- Interactive map of Lago de Corumbá
- Location: Goiás State
- Coordinates: 17°59′21″S 48°31′54″W﻿ / ﻿17.98917°S 48.53167°W
- Type: reservoir
- Primary inflows: Corumbá River
- Primary outflows: Corumbá River
- Basin countries: Brazil
- Surface area: 65 km^{2} (25 sq mi)
- Max. depth: 90 m (300 ft)

= Corumbá Lake =

Reservoir in Goiás State, Brazil

Corumbá Lake (Lago de Corumbá I) is an artificial lake formed by the damming of the Corumbá River in southern Goiás State, Brazil. It is located 10 km from the city of Caldas Novas, famous for its hot springs.

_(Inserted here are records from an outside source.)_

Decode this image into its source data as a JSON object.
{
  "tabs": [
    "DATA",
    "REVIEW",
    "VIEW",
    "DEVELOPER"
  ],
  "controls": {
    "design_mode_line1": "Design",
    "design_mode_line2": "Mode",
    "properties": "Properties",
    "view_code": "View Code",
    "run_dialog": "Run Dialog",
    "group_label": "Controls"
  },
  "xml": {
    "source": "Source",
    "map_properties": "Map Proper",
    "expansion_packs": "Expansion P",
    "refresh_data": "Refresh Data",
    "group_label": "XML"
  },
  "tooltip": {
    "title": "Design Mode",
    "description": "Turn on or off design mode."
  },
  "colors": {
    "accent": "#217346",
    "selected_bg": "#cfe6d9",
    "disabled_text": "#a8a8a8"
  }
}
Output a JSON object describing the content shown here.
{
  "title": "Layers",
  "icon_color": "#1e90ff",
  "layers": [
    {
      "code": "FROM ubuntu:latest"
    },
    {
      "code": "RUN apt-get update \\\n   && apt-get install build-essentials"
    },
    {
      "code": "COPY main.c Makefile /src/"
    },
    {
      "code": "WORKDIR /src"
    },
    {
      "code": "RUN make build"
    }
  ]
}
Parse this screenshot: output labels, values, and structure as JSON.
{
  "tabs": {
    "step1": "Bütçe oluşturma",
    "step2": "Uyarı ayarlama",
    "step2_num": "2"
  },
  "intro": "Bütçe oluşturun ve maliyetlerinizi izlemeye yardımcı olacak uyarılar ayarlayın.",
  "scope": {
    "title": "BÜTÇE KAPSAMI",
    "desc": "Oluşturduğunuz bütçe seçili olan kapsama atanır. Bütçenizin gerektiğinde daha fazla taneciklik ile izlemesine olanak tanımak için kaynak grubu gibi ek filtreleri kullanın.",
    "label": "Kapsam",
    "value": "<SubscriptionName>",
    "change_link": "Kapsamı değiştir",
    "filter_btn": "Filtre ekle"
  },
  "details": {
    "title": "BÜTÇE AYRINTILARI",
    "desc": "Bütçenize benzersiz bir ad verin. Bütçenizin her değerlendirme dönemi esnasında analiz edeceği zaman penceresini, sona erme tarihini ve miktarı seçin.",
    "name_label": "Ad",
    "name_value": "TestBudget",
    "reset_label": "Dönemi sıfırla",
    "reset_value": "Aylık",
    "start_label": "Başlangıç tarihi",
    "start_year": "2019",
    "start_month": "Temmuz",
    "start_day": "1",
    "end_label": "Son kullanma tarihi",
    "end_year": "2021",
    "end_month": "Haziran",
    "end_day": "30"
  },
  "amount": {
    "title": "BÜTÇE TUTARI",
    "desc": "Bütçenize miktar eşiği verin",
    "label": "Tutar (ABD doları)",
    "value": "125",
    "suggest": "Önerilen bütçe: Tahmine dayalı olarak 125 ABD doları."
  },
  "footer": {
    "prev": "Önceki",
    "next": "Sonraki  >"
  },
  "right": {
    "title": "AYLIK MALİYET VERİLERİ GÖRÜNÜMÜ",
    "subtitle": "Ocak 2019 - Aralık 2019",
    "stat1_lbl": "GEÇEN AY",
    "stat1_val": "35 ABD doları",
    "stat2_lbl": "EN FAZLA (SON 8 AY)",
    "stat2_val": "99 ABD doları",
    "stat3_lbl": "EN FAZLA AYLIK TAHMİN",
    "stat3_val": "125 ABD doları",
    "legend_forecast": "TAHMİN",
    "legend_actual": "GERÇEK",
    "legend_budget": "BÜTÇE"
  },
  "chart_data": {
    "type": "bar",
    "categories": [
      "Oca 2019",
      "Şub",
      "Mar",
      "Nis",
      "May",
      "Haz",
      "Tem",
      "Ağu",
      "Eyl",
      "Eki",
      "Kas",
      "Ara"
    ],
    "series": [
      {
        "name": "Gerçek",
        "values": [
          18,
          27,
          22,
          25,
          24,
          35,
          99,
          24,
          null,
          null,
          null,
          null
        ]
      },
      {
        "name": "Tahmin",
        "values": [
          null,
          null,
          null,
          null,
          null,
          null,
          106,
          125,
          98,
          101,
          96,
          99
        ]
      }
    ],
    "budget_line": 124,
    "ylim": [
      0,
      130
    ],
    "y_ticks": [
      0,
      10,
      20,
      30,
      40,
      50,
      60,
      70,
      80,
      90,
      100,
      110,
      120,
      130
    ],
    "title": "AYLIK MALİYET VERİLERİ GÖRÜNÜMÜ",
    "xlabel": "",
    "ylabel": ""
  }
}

The lake, which began to fill in 1996, supplies the hydroelectric plant, Usina Hidrelétrica Corumbá I. It is fed by the Pirapitanga River, Peixe River, Piracanjuba River and São Bartolomé River.

The deepest part of Corumbá Lake is near the dam and reaches 90 metres. The perimeter of the lake is quite irregular; to walk around it one would need to travel more than 100 kilometres.

With an area of 65 km^{2}, it is a popular location for water sports.